The second goal of the metabolic labeling project is to screen blood drawn at various times throughout disease progression for potential colon cancer biomarkers. As anyone reaching the age of 50 can attest, there would be tremendous benefits to providing a blood analysis for colon cancer in clinical settings. The current investigation using metabolic labeling is an extension of previous work from the Dove and Sussman laboratories using proteomic approaches to identify candidate biomarkers. Previously using non-quantitative two-dimensional LC-based mass spectrometry survey approaches we identified several peptides in serum of Min mice that seemed to be markers of disease. As shown in Figure 1, one of these peptides was shown by comparison with a synthetic, isotopically labeled standard to be slightly increased in Min mice (Huttlin et al 2005). Due to the extensive sample preparation required for these experiments, the physiological significance of these results was difficult to assess. Use of metabolic labeling for the current quantitative proteomic survey will control for sample handling and should allow us to identify higher quality leads for future characterization as potential biomarkers.
A large problem with the proteomic analysis of blood is that protein abundances vary over several orders of magnitude and a small number of especially abundant proteins tend to dominate each sample. In order to address this problem, we have successfully employed various fractionation techniques, including a commercial immunoaffinity column that depletes mouse serum for albumin. For example, as shown in Figure 2, we are able to deplete mouse plasma of albumin, which allows us to detect changes in the abundance of several proteins in Min vs. wildtype mice (sample 1 vs. sample 2) using Sypro Ruby stained 2D gel electrophoresis. These samples are from preliminary experiments using mice that are 90-100 days old, and which are already showing signs of disease. Our metabolic labeling experiment uses much younger mice, which show no differences in health or behavior between MIN and WT. These inexpensive ‘pilot’ 2D gel experiments however have helped us to optimize our fractionation and other techniques such that our samples are processed most effectively.

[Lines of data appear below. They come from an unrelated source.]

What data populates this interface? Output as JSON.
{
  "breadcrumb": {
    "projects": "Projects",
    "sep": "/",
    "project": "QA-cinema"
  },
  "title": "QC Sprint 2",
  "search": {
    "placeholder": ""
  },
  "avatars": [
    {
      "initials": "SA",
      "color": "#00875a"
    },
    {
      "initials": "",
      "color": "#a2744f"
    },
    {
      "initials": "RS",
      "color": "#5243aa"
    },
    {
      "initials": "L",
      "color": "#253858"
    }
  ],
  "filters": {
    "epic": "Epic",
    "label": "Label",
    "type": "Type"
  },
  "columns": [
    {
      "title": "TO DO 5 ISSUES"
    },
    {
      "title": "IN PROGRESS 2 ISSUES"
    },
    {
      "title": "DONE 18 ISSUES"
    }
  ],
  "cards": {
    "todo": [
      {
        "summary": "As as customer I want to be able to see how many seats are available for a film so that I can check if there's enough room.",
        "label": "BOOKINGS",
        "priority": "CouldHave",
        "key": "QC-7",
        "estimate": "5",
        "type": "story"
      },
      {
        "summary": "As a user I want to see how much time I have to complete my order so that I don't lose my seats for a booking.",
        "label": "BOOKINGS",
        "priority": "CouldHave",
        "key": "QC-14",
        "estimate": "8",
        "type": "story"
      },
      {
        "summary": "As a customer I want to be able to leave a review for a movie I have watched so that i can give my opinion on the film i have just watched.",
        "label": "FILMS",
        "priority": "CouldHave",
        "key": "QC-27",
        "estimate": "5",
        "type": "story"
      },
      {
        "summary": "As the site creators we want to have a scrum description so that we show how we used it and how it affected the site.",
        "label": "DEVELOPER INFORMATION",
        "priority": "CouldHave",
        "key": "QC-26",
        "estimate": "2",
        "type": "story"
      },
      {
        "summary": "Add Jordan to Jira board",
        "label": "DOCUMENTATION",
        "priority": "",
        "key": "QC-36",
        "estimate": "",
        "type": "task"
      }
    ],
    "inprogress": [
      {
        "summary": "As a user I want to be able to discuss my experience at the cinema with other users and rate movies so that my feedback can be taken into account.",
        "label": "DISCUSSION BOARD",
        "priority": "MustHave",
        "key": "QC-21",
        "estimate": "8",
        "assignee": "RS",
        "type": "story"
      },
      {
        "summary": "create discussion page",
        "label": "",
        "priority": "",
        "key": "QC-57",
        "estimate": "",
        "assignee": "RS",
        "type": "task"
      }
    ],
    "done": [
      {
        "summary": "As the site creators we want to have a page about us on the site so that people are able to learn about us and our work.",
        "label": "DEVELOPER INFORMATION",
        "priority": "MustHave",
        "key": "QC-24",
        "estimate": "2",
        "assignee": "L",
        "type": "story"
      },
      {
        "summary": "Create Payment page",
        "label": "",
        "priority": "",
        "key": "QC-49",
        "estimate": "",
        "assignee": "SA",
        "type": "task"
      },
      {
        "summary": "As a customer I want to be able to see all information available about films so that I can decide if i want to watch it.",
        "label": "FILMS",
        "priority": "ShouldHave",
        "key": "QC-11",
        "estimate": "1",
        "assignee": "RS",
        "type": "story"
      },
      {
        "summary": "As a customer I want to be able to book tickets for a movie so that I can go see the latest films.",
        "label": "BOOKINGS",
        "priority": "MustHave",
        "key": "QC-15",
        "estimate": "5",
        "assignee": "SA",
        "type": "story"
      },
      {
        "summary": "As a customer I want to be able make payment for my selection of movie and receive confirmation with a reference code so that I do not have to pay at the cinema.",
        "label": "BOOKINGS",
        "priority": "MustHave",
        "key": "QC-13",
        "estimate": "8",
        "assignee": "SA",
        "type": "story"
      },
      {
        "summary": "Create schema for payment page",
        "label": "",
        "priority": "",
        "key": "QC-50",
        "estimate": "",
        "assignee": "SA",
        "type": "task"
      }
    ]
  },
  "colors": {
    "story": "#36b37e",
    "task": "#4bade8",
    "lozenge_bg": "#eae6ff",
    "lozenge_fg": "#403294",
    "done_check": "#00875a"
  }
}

We are currently identifying and quantifying 14N and 15N peptides and proteins in samples from both of these experiments using our ESI-QTOF. Whether working with tissue samples or serum, extensive sample preparation and fractionation is essential to get maximum proteome coverage. The internal control provided by metabolic labeling is essential, since by separating the proteins extensively via a variety of different techniques, one can identify a far greater number of proteins and peptides in each sample while still making reliable quantitative comparisons. Metabolic labeling is relatively expensive in mammals, with the isotopically labeled diet costing $5,000 for the four mice. Thus, while metabolic labeling allows us to perform more extensive fractionation, it practically limits the amount of tissue we may use for the experiment.